Futbolda negatif duygularını yönetmeyi başaramayan hiç kimseye kader anında sorumluluk vermeyeceksin.

'Fenerbahçe'ye turu kaybettiren şeyler' listesinin ilk sırasını elbette Mert Hakan penaltısı almaz ama penaltı atışlarına plansız gidilmesi kesinlikle ilk 3 sırayı alır.

Hayatı boyunca hiç penaltı atmayan Fred'in orada olması, geçen sene de ilk penaltıyı kaçıran Tadic'in yine topu ilk alan olması, tüm sevmeyenlerinin kaçırsın diye dua ettiği Mert Hakan Yandaş'ın topu uzaya yollaması tesadüf olamaz yoksa. 

Mourinho 120 dakika özelinde her şeyi kusursuza yakın planlamış ama penaltılara yeterli özen verilmemiş belli ki... Bir soygunun her ayrıntısını ince ince işleyip en basit hatadan yakayı ele vermek gibi oldu bu.

Kadıköy'deki maçın ikinci yarısına çıkması gereken kadro +1 Fred opsiyonuyla sahadaydı Ibrox'ta. 3-1'i çıkarmanın Madrid olsan zorlayacağı yerde Fenerbahçe mucizenin kıyısından dönmüştür.

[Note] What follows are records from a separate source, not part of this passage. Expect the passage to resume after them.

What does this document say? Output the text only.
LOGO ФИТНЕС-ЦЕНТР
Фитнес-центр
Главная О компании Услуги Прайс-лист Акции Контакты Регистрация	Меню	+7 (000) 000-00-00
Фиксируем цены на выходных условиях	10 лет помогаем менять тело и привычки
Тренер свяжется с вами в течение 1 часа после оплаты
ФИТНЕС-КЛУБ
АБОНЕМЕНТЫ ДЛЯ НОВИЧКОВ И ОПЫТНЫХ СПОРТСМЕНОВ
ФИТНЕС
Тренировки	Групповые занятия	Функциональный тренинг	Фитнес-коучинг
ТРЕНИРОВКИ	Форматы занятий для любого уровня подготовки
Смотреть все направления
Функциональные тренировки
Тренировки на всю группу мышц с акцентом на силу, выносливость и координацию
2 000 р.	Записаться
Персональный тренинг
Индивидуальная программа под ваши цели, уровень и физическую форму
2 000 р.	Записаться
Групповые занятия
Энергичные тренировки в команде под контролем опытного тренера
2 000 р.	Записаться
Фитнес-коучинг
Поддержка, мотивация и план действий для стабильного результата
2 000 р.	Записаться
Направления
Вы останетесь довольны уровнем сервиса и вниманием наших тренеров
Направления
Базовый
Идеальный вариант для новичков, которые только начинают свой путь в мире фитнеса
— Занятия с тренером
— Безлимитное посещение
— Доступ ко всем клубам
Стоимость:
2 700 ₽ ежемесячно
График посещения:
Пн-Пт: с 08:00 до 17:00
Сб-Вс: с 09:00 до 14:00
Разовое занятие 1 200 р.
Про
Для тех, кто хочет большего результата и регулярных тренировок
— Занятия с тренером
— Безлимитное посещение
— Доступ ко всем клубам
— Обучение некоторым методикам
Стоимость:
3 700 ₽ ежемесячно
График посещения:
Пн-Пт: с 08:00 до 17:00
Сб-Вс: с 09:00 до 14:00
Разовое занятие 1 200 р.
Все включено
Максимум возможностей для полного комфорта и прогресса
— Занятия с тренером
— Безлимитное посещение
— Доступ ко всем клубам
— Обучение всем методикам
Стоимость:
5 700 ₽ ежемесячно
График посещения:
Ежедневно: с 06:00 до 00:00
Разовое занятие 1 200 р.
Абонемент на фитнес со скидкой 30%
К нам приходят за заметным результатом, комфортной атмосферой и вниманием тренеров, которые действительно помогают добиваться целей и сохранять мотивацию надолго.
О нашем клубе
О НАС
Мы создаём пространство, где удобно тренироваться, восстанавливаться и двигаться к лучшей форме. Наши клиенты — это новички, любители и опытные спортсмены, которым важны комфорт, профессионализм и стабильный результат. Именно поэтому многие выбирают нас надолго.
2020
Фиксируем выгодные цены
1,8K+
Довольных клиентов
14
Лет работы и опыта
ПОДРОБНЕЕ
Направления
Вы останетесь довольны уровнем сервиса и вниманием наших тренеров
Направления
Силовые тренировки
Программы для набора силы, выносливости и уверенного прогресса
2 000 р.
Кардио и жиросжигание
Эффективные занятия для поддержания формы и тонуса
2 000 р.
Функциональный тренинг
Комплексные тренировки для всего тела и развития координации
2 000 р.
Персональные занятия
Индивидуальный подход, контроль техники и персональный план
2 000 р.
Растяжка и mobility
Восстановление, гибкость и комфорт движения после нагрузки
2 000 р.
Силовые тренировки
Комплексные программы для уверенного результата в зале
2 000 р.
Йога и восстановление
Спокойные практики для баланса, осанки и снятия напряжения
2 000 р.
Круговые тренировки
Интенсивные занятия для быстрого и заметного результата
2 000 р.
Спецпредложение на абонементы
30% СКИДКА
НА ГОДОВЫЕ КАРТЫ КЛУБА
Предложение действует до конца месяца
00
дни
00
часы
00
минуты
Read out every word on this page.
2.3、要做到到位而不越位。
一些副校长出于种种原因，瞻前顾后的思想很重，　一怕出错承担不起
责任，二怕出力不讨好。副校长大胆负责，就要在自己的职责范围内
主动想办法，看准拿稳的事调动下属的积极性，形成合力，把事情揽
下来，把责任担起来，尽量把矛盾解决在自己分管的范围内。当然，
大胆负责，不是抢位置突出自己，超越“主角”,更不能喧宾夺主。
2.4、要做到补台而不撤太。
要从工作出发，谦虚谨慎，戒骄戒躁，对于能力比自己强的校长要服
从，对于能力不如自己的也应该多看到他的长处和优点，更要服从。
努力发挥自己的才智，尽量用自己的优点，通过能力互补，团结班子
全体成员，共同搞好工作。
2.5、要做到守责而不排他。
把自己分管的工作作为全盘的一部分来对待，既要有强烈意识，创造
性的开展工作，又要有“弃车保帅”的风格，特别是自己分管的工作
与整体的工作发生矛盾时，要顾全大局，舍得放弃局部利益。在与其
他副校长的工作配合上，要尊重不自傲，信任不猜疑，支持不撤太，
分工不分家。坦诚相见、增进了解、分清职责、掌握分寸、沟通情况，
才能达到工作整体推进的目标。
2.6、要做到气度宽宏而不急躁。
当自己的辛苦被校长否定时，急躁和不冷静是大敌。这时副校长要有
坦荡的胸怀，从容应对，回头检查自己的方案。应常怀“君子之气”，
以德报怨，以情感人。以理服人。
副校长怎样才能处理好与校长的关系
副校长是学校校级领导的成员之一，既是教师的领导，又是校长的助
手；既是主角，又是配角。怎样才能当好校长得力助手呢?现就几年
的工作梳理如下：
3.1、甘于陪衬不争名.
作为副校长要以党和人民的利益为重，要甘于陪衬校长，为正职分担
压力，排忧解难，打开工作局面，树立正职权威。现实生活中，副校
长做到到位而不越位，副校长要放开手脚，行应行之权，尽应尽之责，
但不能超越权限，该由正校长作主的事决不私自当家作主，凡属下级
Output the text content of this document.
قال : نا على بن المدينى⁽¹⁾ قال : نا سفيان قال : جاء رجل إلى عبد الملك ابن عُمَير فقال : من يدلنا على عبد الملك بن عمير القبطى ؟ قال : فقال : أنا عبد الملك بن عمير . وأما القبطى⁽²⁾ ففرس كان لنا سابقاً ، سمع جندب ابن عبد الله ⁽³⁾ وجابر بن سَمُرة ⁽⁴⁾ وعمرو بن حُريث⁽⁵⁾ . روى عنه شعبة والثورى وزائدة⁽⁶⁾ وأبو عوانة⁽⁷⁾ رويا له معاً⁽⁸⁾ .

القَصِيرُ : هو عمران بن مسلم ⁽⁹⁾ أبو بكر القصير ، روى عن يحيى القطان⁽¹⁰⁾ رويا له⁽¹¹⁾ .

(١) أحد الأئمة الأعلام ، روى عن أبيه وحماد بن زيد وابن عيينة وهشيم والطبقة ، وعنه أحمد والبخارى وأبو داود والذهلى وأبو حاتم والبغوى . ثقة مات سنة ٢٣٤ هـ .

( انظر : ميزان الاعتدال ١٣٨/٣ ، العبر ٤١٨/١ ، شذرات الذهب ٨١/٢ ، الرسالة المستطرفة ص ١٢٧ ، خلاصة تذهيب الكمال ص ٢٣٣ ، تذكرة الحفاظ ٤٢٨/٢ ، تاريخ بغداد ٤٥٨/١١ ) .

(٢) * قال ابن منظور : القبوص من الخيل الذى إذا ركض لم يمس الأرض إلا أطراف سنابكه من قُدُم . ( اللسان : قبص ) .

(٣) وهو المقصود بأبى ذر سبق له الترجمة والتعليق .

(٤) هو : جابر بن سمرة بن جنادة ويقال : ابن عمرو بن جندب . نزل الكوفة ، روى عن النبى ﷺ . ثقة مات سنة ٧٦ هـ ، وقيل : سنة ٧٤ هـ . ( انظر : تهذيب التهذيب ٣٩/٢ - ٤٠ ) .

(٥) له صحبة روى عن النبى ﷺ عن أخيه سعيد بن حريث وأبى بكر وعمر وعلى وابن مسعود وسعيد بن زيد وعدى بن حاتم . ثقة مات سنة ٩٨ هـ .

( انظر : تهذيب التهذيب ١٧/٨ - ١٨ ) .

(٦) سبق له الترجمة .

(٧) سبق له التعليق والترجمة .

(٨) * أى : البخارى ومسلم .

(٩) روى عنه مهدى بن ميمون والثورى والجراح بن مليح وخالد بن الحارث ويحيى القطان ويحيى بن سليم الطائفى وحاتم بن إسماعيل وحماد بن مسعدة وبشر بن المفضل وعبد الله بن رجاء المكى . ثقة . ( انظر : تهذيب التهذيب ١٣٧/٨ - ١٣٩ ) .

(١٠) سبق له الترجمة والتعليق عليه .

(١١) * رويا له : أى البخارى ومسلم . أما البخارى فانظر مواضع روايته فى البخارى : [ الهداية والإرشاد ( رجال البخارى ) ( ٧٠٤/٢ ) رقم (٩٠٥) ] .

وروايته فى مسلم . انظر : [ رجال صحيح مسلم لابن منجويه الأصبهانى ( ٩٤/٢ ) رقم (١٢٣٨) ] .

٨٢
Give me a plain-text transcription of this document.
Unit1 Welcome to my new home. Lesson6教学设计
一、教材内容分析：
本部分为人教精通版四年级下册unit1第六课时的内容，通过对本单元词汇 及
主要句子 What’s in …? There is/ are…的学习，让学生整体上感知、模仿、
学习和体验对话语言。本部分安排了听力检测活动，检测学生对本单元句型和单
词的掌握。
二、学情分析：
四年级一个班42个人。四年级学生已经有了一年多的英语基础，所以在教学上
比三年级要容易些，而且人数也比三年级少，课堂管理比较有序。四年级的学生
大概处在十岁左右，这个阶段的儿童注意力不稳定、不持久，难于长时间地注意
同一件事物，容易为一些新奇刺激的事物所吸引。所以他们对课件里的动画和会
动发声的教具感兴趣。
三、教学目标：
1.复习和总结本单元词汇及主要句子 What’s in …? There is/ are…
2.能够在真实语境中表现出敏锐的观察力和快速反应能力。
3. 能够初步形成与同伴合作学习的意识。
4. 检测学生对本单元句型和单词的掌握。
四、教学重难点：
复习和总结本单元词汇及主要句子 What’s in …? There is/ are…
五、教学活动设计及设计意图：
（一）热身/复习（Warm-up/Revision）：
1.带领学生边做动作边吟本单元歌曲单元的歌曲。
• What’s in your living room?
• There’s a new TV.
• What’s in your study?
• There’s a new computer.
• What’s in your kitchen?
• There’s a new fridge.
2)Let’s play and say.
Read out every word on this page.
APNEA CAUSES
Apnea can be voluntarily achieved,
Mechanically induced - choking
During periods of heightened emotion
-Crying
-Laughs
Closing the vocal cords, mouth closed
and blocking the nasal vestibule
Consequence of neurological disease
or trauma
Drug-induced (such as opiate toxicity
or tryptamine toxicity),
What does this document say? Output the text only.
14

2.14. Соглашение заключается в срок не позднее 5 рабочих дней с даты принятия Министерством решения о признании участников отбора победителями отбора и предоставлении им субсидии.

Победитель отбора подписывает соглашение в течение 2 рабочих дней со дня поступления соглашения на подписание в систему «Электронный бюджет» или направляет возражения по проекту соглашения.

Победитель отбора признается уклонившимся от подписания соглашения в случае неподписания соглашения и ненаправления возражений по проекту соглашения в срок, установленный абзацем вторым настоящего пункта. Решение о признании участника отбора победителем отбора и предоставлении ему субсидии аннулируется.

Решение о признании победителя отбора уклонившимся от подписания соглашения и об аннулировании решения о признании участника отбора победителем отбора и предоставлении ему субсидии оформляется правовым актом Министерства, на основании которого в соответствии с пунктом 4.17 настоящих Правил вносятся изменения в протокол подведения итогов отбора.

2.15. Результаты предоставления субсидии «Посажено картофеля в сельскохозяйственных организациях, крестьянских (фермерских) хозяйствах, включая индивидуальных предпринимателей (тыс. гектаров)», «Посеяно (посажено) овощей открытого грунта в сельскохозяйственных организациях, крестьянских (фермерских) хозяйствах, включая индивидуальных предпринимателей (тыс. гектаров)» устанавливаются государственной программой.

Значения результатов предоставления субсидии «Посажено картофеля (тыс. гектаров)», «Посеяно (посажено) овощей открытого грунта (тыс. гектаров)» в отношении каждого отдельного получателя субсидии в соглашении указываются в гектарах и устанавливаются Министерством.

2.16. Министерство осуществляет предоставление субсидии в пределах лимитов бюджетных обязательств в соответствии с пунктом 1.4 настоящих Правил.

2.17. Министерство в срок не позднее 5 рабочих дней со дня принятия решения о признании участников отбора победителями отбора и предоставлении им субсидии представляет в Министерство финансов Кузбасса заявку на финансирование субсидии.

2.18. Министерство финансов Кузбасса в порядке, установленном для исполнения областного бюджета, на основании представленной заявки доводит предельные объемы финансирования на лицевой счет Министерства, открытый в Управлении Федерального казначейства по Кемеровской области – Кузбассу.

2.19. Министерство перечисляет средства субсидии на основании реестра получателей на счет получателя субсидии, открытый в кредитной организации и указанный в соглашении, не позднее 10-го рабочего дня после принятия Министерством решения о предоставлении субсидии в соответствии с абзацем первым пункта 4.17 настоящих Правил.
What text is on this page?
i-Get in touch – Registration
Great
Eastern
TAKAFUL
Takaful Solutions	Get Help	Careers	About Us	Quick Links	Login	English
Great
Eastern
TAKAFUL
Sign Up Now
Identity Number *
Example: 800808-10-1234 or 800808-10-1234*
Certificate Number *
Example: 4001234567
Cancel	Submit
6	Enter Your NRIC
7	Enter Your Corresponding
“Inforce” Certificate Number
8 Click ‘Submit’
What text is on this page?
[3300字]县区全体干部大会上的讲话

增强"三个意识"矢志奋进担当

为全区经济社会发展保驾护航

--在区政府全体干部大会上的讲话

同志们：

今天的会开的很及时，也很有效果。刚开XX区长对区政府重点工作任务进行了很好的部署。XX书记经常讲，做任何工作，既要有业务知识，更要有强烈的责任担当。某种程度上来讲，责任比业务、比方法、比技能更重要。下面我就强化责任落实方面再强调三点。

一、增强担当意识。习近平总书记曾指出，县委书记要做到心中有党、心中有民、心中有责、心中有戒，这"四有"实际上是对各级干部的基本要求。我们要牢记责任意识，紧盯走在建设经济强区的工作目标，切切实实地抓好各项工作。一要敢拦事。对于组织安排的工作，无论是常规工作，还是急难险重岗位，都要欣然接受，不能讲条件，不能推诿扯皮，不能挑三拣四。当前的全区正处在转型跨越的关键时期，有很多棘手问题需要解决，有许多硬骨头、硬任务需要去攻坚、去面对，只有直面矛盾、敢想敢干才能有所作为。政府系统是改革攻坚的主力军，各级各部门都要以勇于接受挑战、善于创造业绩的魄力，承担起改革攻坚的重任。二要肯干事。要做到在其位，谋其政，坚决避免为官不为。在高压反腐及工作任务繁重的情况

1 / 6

Mourinho bence maçı 3-0 bile kazanabileceğini düşünüyordu ama penaltılarda elenmeyi asla düşünmüyordu. Normal şartlarda maç penaltılara gitmeyecekti çünkü.

90+4'te En Nesyri'nin kaçırdığı gol bu sezon bittiğinde Fenerbahçelilerin en unutamayacağı an olarak kalacak muhtemelen. Atsa bayram yapacağı yeri cenazeye çevirdi. 

Tek bir pozisyonu yeniden yaşama şansı verilse En Nesyri'nin de bunu seçeceğine yemin edebilirim. Şimdiye kadar oynanan maçlarda lig de dahil tüm hikayeyi değiştirebilecek en dramatik an bu.

Uzatmada Mert Hakan'a çıkmayan penaltı, Tadic'in olur sandığı olmaz şutları da düşündürücü ama En Nesyri'nin harcadığı tartışmaya kapalı. 

Rangers'ın İstanbul'daki sahte üstünlüğü bize bir şey gösterdi; 

Mourinho da olsan ilk maçın avantajını bu kadar elinin tersiyle itmeyeceksin.